IR硬化処理におけるオゾンの除去 半導体を製造する際、最も避けたいのが、ウェーハを損傷させたり、クリーンルームを危険な場所に変えてしまうような乾燥処理です。そのため、私たちはオゾンを発生させないIRランプを使用しています。これにより、誰もが面倒な手間をかけずに、環境に優しく、鉛を含まない製品を作ることができます。
なぜオゾンは問題なのか
問題は、一般的な短波長IRランプが185nmから254nmの範囲の放射線を放出する点です。この波長の光は空気中の酸素と反応し、オゾンを生成します。 工場では、オゾンは大きな問題です。オゾンは機器を腐食させ、実際に機械を操作する人々にとっても危険です。
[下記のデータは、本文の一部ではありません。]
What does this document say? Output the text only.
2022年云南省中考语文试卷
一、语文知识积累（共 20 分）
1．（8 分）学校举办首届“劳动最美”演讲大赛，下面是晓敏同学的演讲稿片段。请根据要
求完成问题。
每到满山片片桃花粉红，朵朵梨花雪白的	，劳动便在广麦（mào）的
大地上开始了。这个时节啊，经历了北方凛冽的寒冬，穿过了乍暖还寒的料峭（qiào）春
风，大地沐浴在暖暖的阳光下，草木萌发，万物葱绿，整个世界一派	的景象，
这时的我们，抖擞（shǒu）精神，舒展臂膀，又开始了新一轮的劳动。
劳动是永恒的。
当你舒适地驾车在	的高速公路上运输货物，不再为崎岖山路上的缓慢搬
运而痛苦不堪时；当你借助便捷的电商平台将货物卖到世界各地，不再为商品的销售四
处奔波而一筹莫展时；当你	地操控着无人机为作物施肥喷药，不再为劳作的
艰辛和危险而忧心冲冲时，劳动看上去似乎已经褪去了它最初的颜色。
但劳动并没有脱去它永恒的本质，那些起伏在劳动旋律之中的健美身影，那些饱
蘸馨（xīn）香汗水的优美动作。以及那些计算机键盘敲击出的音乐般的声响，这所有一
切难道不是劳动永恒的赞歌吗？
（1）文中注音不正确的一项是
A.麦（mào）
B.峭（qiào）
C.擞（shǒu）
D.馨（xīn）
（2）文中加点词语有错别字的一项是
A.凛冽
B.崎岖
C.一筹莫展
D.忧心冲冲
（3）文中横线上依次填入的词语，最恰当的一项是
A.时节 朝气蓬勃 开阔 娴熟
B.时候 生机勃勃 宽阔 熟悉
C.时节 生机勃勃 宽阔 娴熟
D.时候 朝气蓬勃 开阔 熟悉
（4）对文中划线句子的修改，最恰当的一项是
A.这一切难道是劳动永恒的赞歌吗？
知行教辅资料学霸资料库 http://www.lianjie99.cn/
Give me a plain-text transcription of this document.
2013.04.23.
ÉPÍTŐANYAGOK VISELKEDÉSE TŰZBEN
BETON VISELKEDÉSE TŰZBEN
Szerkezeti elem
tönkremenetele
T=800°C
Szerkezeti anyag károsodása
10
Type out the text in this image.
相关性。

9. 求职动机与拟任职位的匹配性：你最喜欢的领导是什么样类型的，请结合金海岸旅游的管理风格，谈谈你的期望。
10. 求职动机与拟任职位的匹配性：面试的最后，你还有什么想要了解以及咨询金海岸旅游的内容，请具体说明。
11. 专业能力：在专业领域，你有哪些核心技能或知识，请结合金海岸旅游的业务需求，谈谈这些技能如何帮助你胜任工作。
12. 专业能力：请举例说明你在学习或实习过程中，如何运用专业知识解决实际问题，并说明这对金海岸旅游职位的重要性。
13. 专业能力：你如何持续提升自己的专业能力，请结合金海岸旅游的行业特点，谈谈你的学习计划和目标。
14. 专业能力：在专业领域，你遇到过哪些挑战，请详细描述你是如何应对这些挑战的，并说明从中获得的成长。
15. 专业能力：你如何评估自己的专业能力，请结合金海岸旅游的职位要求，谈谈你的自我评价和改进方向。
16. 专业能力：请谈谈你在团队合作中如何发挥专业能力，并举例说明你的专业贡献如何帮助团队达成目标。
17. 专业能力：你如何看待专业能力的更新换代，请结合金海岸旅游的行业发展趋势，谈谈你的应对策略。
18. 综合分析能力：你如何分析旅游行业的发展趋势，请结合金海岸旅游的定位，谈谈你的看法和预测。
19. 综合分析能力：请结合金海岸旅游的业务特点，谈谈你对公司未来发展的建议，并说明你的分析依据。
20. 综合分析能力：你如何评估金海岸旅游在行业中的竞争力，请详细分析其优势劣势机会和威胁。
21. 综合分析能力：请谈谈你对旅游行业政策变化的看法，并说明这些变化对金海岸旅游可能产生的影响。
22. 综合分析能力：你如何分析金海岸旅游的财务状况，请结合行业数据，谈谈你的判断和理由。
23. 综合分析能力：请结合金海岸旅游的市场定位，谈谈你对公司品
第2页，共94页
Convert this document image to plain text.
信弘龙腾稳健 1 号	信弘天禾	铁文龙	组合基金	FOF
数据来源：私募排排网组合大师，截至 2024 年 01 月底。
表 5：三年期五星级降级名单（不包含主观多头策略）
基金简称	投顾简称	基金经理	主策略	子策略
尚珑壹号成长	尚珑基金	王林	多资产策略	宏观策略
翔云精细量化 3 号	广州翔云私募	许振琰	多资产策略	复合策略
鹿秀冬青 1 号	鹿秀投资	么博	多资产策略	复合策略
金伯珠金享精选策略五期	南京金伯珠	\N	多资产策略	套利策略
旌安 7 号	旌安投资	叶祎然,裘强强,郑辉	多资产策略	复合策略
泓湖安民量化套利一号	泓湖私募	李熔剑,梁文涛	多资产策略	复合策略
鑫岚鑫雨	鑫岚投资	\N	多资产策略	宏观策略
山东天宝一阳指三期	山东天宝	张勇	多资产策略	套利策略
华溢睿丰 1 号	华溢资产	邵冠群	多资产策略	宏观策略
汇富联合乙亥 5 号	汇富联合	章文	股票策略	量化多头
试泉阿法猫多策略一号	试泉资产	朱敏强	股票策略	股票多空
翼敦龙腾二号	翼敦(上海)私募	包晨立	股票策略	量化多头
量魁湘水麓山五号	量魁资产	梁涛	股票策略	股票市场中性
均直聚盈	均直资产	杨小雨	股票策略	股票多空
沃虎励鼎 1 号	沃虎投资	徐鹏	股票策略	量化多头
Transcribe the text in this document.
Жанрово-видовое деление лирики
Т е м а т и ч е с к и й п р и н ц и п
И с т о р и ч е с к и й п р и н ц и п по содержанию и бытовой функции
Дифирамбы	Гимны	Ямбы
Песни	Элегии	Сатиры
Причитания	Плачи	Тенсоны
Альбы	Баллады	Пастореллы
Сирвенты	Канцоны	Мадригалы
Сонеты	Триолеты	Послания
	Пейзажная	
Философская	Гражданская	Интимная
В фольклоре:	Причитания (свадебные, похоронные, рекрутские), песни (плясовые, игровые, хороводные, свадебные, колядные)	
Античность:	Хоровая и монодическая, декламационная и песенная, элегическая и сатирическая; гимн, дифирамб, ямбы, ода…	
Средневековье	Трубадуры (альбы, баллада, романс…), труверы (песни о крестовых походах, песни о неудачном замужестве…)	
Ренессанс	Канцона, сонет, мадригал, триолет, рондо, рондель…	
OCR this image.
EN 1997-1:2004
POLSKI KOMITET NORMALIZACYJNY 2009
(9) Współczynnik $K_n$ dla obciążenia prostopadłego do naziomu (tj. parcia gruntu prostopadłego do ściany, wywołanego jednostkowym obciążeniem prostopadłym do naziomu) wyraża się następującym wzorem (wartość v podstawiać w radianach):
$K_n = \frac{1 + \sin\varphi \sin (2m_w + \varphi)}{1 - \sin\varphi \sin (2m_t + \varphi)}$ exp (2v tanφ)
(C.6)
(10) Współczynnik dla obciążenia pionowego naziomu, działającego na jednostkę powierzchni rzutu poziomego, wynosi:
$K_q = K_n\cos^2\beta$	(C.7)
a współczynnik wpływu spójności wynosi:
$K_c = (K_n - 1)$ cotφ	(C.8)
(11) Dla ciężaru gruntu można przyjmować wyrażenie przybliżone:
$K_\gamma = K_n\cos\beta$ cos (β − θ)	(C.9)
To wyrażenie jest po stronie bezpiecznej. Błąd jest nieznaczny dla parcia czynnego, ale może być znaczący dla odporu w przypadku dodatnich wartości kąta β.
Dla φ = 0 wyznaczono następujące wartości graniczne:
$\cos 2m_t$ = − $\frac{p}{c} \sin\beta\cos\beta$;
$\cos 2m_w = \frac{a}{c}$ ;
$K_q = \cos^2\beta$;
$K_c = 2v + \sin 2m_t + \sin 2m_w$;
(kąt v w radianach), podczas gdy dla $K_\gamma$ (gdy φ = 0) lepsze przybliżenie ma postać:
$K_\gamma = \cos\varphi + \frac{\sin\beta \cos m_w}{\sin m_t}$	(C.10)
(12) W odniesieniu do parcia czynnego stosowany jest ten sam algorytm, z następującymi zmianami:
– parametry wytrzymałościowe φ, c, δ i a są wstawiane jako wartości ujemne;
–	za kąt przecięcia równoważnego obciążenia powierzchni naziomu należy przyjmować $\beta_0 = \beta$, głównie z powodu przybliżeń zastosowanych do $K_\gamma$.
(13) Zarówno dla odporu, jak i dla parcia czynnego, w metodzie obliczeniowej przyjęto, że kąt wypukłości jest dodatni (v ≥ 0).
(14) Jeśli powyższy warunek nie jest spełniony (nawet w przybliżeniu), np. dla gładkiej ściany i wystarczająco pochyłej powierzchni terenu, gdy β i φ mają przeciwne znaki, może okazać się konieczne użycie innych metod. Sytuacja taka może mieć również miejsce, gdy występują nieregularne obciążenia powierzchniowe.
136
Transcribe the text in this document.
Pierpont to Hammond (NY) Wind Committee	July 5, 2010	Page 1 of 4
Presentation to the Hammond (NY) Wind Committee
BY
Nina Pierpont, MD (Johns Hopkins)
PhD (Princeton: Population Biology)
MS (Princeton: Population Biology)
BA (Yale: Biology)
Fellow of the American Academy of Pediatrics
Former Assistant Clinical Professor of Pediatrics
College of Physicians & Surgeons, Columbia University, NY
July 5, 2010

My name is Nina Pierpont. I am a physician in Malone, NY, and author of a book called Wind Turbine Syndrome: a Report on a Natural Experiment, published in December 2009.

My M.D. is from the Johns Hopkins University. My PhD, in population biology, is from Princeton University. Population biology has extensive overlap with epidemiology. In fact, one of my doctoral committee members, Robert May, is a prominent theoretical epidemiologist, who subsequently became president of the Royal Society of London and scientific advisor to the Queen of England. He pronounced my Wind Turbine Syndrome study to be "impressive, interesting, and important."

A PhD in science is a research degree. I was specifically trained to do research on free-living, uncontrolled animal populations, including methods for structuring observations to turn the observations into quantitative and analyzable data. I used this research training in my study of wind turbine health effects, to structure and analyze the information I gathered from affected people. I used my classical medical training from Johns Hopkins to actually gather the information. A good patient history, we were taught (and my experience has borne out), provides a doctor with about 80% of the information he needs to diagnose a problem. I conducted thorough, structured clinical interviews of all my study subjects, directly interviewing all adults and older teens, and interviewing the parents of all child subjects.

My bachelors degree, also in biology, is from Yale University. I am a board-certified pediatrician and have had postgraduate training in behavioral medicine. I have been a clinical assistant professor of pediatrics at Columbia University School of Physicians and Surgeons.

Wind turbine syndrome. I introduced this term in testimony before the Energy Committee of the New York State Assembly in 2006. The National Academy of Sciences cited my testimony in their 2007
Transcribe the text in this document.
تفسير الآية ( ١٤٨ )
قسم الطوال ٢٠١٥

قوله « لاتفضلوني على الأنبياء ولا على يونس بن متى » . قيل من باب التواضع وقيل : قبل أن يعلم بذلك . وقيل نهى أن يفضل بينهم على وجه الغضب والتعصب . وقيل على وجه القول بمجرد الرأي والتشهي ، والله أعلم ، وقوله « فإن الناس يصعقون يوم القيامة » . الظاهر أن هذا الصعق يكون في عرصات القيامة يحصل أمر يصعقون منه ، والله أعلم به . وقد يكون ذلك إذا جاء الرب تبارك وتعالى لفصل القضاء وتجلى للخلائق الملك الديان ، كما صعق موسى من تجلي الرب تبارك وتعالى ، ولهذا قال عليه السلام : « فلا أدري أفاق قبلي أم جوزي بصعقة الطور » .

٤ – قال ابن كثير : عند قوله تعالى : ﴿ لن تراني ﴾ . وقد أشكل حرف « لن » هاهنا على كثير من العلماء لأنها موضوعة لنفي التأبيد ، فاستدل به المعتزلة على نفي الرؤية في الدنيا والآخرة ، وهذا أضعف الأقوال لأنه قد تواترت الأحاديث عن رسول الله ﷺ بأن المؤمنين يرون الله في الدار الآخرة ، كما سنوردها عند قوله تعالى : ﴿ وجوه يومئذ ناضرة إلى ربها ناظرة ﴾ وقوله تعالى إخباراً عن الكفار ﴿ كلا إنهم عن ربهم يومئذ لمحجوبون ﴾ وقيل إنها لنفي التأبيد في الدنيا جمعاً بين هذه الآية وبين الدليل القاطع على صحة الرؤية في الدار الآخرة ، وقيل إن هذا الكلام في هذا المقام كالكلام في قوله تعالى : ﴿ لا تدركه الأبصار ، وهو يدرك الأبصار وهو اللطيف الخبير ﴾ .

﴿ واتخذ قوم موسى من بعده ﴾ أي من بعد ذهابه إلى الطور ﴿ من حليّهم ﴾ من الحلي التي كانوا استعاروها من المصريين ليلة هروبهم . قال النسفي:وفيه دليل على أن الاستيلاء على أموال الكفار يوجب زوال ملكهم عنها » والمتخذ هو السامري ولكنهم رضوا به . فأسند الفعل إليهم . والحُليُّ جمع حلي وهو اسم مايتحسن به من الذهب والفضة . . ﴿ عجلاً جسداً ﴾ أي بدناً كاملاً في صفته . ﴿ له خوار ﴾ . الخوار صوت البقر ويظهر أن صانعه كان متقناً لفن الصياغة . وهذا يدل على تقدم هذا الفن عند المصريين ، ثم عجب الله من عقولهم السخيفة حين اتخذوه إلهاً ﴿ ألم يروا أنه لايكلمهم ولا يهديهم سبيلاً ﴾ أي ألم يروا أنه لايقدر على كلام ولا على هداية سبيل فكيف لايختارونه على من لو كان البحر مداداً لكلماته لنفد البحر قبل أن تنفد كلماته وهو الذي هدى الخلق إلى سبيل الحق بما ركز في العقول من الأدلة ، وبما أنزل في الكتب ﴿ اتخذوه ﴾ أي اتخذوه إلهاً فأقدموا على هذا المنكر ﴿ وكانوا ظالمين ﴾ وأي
誰もそれを望みません。 これを解決するために、特殊なコーティングやドーパントを施した石英管を使用します。これはVUVスペクトルのフィルターのようなものです。200nm未満の光を遮断することで、ランプは硬化に必要な熱を供給しつつ、オゾンが生成される化学反応を防ぎます。シンプルですね。
これがあなたの工場に与える影響
最良の点は、空気中のガスを除去するための巨大で重い排気システムが不要だということです。硬化ステーションの占有スペースも減り、過剰な換気によるエネルギーの無駄遣いもなくなります。 また、このランプはエネルギーを直接基材に届けます。部品周辺の空気を温める時間を無駄にすることなく、部品自体を直接加熱できます。だからこそ、この方法は環境に優しい樹脂や鉛フリーのはんだペーストにとって非常に効果的なのです。 ただし、VUVスペクトルをフィルタリングするため、エネルギーの分布が少し変わります。目標温度を達成するためには、コンベヤーの速度や保持時間を調整する必要があるかもしれません。高い生産性が求められる場合は、すべてが適切に機能しているかを確認してください。
設置方法
これらのランプは、既存のIRランプの代わりにすぐに使用できます。もし既にIRランプを持っている場合、これらをそのまま取り付けるだけで済みます。標準的な工業用電圧で動作するので、既存のコントローラーに接続するだけで使用できます。 一つのアドバイスとして、石英管を清潔に保つことです。ガラス表面にほこりが溜まると、熱点が生じ、フィラメントが早く壊れてしまいます。常に清潔にしておけば、長期間使用できます。